In the past, I've always struggled when buying new shoes. They never usually fit perfectly, or I resent having to spend so much money for them (I've actually had a lot of success in the past with $3 pre-owned shoes from the Goodwill store). This time, I saw what I wanted, I knew my size, and the first time I tried them on it was like a scene from a Cinderella movie. The fit was perfect.

Knowing that I am going to have a lot of hiking to do locally in preparation for my PCT adventure, I also bought a trail map of the Helena South Hills. This morning I walked up Buttercup Hill just up the street from where I live. The shoes performed really well, as expected, with no heel or toe rubbing or other discomfort. It was only a short hike, but a good initial test in the real world.

Excited that my daughter will be joining me on the PCT next May

I had mentioned to my daughter, Birdie, about a week ago that I planned to walk 100 miles of the Pacific Crest Trail (PCT) in southern Oregon next spring and she was excited for me. I had casually invited her along too, not thinking that she would be able to take the time off work or be interested in traveling 800 miles just to go walking for seven straight days. When I spoke to her on Friday evening, she was really gung-ho about the prospect of going with me! I was thrilled. It'll be a great opportunity for us to build memories together and have some father-daughter bonding time. It'll also mean I don't have to hike the trail alone which will be safer for me. And I'll have someone to talk to during that time so that I don't go crazy.

Many of the hard-core through hikers of the PCT, 90% of whom will be travelling northbound (nobos), will still be roasting their hinies in California at the end of May, so I don't expect there'll be many other people on the trail when I'm planning to be there. Although the nighttime temperatures by then will be in the low 40s °F (mid-single digits in °C) there will still be snow in the ground in parts of the Crater Lake National Park in late May, I think; hopefully just not on the bits that we'll be on!

The bonding thing with Birdie reminds me that it will soon be ten years ago (it was Presidents Day, so mid-February) that she and I spent a couple of frozen nights together in a rustic Forest Service cabin in the middle of nowhere. That was fun too.
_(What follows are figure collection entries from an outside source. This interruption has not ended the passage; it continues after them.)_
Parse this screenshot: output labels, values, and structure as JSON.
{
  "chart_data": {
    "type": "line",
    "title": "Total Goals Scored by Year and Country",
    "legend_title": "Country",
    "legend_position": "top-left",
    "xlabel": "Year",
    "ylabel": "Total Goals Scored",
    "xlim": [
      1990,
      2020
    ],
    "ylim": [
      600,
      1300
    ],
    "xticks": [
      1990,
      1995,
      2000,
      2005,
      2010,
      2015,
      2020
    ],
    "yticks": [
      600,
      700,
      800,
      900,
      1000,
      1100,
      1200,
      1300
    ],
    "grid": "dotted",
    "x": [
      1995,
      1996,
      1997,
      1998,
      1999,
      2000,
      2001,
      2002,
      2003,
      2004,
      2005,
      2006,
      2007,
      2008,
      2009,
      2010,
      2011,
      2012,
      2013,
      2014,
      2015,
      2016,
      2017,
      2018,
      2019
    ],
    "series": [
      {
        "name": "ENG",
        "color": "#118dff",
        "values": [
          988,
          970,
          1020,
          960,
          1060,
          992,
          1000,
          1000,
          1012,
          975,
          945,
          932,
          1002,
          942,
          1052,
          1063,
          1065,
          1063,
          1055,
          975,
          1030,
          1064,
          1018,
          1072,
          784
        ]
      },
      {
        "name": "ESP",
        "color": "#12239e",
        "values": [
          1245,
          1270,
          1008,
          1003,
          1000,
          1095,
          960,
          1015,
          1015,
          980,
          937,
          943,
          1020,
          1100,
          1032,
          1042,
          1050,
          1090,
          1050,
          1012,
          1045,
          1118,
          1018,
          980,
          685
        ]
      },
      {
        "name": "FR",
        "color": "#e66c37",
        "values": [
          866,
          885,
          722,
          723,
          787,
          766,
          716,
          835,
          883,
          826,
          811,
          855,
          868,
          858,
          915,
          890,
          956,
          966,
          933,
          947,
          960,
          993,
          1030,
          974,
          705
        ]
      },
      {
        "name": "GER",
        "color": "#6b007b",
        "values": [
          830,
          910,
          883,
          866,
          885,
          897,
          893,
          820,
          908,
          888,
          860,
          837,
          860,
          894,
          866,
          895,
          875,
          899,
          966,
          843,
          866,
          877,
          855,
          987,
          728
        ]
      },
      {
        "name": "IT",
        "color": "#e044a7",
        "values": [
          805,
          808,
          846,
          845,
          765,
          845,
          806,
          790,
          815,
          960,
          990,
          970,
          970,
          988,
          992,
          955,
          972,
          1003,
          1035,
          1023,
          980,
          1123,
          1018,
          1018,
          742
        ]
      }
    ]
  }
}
Thursday, October 08, 2015

Walked 1.2 miles to Safeway and back

Normally, when I walk the 0.7 miles to work, and the same distance home again (except it's uphill then!) I can get about 6,000 steps in my day. Today, on a day off from work, I walk to my local Safeway and back (1.2 miles each way), including carrying a very heavy backpack on the way home (uphill, remember!). I managed to clock up 8,000+ steps today.

Tuesday, October 06, 2015

Appointment with exercise coach cancelled - I'm annoyed

I just got a call from the state employees' health center. My appointment with the exercise coach, scheduled for next week, has been cancelled. The only alternative now is a consultation over the phone. What kind of phoney baloney is that! I want to see a real live person so that I can ask them lots of questions and get answers that are easy for me to understand.

I wanted specific guidance on how best to use the new latex resistance exercise bands I have. If I wanted just generic advice, I can get that from YouTube and the rest of the Internet.  Well, I'm not going to let that stop me. I already have the bands, and I also have a couple of 1 gallon jugs (which used to have Arizona tea in them, sugar-free, of course), filled with water and weighing 8.6 lbs each. So, I can start working on a daily strength-building regime. As an experiment, I filled the jugs with dry sand to see how much they weighed - 12.2 lbs each. When my now self-devised weightlifting program calls for it in the future, I can add water to the dry sand and probably reach 15 or 16 lbs.

The idea would be to add an extra dimension to my exercise program. Walking and swimming are good, but I feel like I need to have some muscle building and shaping too.